Marriages contracted
by unbelievers were in certain cases capable of dissolution. Innocent III had
at the end of the twelfth century embodied the ‘Pauline Privilege’ into the
canonical legislation of the Church.” (pp. 44-45)
The continental Reformers abandoned the principle of
absolute indissolubility upheld by the Western Churches during the Middle Ages
for both theological and pastoral reasons. “And they believed that in doing so,
they were recalling the Church to the Scriptural teaching on marriage and
divorce. This is not to say that they abandoned the divine ideal of permanence
in marriage, nor indeed failed to insist on it as a moral obligation...Rather,
they upheld that ideal and that obligation very strongly. They did, however,
allow that while the marriage bond should not be dissolved, there were
Scriptural grounds on which dissolution should be legitimate though not
mandatory, and the right of remarriage upheld. (Only a very few regarded
divorce as mandatory in these circumstances.).” (p. 50).
“We can summarize the position of the Continental Reformers
as best exemplified by Peter Martyr, therefore, in four main points. First,
they upheld and proclaimed the divine ideal and moral obligation of the permanence
of marriage. Second, they were united in holding the lawfulness of divorce a
vinculo for adultery and malicious desertion (and a few extended the
grounds to include cruelty (Luther), and even disease (Bucer)).

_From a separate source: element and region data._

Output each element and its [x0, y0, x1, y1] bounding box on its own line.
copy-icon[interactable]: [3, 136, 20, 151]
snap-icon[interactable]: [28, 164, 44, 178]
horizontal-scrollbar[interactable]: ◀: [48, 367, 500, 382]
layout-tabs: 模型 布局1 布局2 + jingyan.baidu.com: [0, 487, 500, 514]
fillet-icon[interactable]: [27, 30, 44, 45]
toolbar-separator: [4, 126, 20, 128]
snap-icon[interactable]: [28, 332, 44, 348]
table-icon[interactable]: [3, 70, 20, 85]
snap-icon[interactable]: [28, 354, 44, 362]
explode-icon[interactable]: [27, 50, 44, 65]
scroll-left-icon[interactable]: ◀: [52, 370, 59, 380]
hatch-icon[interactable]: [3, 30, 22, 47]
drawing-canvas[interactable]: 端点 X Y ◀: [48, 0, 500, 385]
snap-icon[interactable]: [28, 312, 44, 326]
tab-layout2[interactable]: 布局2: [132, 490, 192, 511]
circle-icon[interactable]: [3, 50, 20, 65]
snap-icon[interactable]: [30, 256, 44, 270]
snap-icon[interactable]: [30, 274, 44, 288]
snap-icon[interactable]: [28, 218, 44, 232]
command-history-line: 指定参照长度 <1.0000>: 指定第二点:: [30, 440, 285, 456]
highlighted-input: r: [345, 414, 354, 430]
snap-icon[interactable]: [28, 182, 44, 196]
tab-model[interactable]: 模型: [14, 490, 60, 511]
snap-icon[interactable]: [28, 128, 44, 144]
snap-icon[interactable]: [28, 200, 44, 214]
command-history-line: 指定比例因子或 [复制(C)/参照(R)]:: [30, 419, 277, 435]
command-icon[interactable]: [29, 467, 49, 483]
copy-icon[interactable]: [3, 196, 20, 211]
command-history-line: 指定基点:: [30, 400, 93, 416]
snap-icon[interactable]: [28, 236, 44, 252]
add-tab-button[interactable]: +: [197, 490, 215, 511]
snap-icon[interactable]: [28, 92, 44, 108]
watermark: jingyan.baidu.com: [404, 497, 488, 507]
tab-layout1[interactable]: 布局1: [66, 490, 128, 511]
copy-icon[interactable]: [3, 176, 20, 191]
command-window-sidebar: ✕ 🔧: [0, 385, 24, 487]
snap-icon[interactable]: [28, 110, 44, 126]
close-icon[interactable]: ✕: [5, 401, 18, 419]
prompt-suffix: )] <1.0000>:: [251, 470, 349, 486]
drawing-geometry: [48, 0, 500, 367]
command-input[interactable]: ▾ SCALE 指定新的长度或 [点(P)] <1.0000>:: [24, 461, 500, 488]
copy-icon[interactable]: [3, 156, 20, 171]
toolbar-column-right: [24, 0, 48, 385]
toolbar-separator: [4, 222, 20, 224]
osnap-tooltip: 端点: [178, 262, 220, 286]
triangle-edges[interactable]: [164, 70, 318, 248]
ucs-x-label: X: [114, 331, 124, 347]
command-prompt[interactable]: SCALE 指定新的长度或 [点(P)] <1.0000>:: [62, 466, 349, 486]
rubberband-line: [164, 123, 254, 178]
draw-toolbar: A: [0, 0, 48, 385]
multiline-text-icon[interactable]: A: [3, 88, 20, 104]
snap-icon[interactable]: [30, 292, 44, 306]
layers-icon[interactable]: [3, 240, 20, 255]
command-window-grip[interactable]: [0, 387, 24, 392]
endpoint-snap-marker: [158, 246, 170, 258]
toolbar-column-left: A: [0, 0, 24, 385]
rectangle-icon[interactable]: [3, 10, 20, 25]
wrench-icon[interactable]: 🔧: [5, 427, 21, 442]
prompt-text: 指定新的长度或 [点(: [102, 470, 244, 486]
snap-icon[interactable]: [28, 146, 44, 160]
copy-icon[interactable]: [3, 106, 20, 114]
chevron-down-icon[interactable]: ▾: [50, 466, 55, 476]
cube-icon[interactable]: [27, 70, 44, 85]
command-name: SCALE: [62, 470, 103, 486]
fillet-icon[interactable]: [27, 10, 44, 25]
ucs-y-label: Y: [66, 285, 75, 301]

Third, they believed
that the jurisdiction of marriage discipline and divorce provisions should be
in the hands of the State. Fourth, they believed that when a divorce was
lawfully granted, this was coupled with right of remarriage.” (p. 57). [1]
“Archbishop Cranmer’s attitude closely resembled that of
Peter Martyr. The Reformatio Legum Ecclesiasticarum, Cranmer’s proposed
revised Canon Law which never reached Statute, permitted divorce with right of
remarriage for adultery, malicious desertion, prolonged absence without news,
attempts against the partner’s life, cruelty.” (p. 64)
[1] The study by H. J. Selderhuis, Marriage and Divorce in the Thought of Martin Bucer (Kirksville, Miss.: Thomas Jefferson University Press, 1999) examines one of the most significant contributions of that time, putting it in context and including a discussion of reaction to Bucer’s ideas at the time.